As far as the comparison that salon.com made with Deadwood, I can’t say that rings particularly true either. Deadwood doesn’t share much in common with Red Harvest, except maybe taking place in a pretty corrupt (gold) mining town. It shares the grittiness and the bloodiness of the novel, but if anything, Deadwood is grittier, bloodier, and features more developed characters (code word for better written). And perhaps the weird sense of community that the book has, which Deadwood also trumps it on. The character of Seth Bullock, a former sheriff from Montana, comes to Deadwood to start a hardware store. It is only with a good deal of reluctance and witnessing the ineptitude and corruptness of other men attempting to be sheriff does he eventually put on the badge again during the series run. While he is at first enemies with Al Swearengen, the saloon-owner who essentially built the town, they soon have to learn to work together to thwart common enemies of the changing times. Deadwood has its feet more planted in history than anything else. Bullock and Swearengen, as well as most of the characters were based on real people, although liberties have been taken for dramatic effect. Wild Bill Hickock is in the first season of the show, and Calamity Jane is in all three seasons. George Hearst is a character in the third season. Unfortunately, Deadwood was cancelled before the fourth and purportedly final season could happen, and Ian McShane, who played Al Swearengen, recently said that the sets were recently taken down, so there will be no Deadwood movie, which was rumored for a good year or so. And fun fact: Walter Hill, who directed Last Man Standing, produced Deadwood.

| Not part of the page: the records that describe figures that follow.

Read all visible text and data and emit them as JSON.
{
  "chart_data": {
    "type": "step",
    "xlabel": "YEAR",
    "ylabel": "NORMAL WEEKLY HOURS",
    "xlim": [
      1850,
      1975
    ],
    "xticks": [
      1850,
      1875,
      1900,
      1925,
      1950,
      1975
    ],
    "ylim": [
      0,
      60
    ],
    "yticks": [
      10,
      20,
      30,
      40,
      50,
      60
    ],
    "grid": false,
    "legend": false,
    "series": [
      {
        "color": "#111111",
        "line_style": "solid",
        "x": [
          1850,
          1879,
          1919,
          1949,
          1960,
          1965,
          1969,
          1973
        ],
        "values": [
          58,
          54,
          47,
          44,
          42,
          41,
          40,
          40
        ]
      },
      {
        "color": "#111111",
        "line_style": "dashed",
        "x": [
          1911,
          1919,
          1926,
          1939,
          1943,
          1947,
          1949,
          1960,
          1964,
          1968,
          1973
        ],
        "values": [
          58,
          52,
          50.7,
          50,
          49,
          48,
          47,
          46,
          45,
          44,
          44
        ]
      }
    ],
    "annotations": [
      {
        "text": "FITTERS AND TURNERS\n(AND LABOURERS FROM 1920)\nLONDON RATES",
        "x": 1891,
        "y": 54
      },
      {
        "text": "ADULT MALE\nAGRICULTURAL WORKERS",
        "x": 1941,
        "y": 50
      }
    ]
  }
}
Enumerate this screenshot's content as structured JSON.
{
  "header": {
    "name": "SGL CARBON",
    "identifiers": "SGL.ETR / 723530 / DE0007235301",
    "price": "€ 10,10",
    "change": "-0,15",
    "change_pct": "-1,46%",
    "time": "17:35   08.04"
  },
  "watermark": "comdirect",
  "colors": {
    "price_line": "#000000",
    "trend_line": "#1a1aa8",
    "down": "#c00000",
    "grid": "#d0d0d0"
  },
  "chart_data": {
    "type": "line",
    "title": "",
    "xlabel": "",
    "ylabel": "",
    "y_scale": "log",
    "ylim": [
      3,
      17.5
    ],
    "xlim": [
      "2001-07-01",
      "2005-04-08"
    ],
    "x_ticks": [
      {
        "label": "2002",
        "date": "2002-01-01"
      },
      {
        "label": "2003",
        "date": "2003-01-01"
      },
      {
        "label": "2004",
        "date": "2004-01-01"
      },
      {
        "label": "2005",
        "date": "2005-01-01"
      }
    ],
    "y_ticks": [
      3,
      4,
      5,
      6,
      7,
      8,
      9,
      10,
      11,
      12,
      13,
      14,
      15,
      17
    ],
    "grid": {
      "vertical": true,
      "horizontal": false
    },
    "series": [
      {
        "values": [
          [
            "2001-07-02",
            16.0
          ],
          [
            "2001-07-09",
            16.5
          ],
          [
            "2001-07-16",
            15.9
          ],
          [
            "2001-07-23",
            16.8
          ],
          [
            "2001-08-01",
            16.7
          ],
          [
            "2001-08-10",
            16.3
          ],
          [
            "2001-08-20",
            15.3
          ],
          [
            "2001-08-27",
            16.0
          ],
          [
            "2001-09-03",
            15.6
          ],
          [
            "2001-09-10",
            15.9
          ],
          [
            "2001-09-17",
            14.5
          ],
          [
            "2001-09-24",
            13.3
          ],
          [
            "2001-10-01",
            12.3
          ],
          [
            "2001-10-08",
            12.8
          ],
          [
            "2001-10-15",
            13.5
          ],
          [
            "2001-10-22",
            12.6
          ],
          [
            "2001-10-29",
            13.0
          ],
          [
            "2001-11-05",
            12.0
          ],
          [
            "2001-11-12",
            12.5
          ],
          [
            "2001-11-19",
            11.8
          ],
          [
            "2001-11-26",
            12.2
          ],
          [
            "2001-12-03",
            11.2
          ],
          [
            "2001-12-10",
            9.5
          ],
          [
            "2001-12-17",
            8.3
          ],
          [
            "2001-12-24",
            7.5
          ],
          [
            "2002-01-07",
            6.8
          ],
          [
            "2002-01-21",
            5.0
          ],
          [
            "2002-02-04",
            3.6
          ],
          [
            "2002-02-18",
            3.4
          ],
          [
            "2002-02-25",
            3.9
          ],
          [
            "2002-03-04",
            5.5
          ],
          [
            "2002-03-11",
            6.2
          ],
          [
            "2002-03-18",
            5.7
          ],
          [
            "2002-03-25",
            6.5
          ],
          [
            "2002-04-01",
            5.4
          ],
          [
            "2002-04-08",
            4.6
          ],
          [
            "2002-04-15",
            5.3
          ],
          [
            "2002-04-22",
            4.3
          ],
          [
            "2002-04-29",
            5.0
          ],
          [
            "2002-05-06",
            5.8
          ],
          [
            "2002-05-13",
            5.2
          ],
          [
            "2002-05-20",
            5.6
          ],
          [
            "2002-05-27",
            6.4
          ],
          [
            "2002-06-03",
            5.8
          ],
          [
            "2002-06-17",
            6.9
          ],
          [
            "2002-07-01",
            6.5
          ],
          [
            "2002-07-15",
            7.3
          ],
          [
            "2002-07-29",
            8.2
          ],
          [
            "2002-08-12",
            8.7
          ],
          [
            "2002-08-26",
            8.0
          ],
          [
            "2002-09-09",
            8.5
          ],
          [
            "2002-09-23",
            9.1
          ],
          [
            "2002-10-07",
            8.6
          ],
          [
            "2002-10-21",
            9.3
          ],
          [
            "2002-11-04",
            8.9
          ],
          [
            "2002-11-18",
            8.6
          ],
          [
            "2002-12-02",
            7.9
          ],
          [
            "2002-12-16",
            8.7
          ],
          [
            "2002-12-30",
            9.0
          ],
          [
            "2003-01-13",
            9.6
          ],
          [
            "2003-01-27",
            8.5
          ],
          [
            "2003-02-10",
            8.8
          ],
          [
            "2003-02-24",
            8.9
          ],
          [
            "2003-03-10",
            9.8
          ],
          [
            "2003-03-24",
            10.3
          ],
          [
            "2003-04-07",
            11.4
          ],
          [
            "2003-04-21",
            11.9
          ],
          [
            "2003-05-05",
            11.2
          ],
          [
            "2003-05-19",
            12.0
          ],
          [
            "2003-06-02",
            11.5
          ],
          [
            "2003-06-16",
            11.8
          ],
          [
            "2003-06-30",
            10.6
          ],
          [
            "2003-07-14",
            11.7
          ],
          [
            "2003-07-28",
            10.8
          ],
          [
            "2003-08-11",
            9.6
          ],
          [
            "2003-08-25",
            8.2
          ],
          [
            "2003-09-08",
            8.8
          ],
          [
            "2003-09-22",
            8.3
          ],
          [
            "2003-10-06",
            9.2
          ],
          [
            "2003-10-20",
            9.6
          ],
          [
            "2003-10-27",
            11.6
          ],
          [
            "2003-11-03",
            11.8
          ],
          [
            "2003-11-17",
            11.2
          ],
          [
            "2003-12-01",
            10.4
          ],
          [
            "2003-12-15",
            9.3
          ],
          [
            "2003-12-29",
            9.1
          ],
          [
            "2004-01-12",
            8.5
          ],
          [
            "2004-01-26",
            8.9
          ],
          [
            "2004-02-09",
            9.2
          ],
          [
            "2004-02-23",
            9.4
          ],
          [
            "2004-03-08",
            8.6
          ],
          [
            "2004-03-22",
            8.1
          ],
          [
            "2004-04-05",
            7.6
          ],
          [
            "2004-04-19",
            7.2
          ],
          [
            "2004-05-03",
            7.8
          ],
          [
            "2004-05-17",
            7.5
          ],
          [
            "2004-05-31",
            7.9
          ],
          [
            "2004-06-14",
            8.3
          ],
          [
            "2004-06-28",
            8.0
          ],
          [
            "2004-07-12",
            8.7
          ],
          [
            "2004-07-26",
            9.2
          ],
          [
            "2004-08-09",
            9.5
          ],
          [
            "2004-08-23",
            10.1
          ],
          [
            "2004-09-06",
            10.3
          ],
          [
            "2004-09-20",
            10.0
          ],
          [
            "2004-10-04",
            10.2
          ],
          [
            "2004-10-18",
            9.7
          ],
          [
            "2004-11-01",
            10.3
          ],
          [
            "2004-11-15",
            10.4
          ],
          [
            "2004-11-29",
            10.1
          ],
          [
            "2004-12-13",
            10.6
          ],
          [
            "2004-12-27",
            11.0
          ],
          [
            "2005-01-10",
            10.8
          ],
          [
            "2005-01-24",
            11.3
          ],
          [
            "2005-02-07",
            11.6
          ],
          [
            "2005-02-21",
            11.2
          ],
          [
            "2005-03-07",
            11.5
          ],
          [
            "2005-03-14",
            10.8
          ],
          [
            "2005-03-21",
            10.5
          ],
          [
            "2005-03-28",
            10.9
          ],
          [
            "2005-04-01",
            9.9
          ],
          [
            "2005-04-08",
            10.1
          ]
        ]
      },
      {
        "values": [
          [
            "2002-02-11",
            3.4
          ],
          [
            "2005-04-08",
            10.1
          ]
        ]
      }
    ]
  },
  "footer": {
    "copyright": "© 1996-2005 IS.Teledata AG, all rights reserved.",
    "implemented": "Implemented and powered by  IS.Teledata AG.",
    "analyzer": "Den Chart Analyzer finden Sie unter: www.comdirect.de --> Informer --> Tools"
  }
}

It could even be said that Django has elements of Red Harvest. There are certainly points during the film where it looks like it may go into the direction of “one man playing two gangs against each other”, but it veers off that direction, even if it keeps the “lone, nameless man” vibe. It really is hard to conceive why there hasn’t been a more true film version made of Red Harvest. The book itself is barely 200 pages long – if numerous people can write and make 2 hour long films from an 8-page Stephen King story and if there have been two (soon to be three) films based on James Ellroy novels that are usually over 350 pages long and feature the upwards of a 100+ characters, they can certainly adapt this book and take it past the most basic plot + saving the “kept” woman bit, which isn’t in the book at all and is completely needless in all three films. I know it’s done to show that these nameless men have a weakness for saving women, but it’s a crappy subplot any way you cut it. Red Harvest does have a female character with a sizable role in the book, Dinah Brand, but she isn’t a “kept” woman, nor is she nicey-nice. She pretty much only cares about money and makes no qualms about it – she quite possibly could partially be the basis of “the man with no name” characters in all three films.


So let’s break it down:
Read Red Harvest.
Watch Yojimbo and Deadwood.
Watch A Fistful of Dollars just because it’s more or less the first crazy Italian Western and Clint Eastwood’s breakout role.
Feel free to avoid Last Man Standing.

Next time on Book vs. 3 Movies: I Am Legend by Richard Matheson, at least if I think the new movie version starring Will Smith is worth seeing in the theaters.

PS – According to the Library of America chronology on Dashiell Hammett, the first film “loosely derived” from Red Harvest was Roadhouse Nights, which Paramount released in 1930. This film does not seem to be available on any format.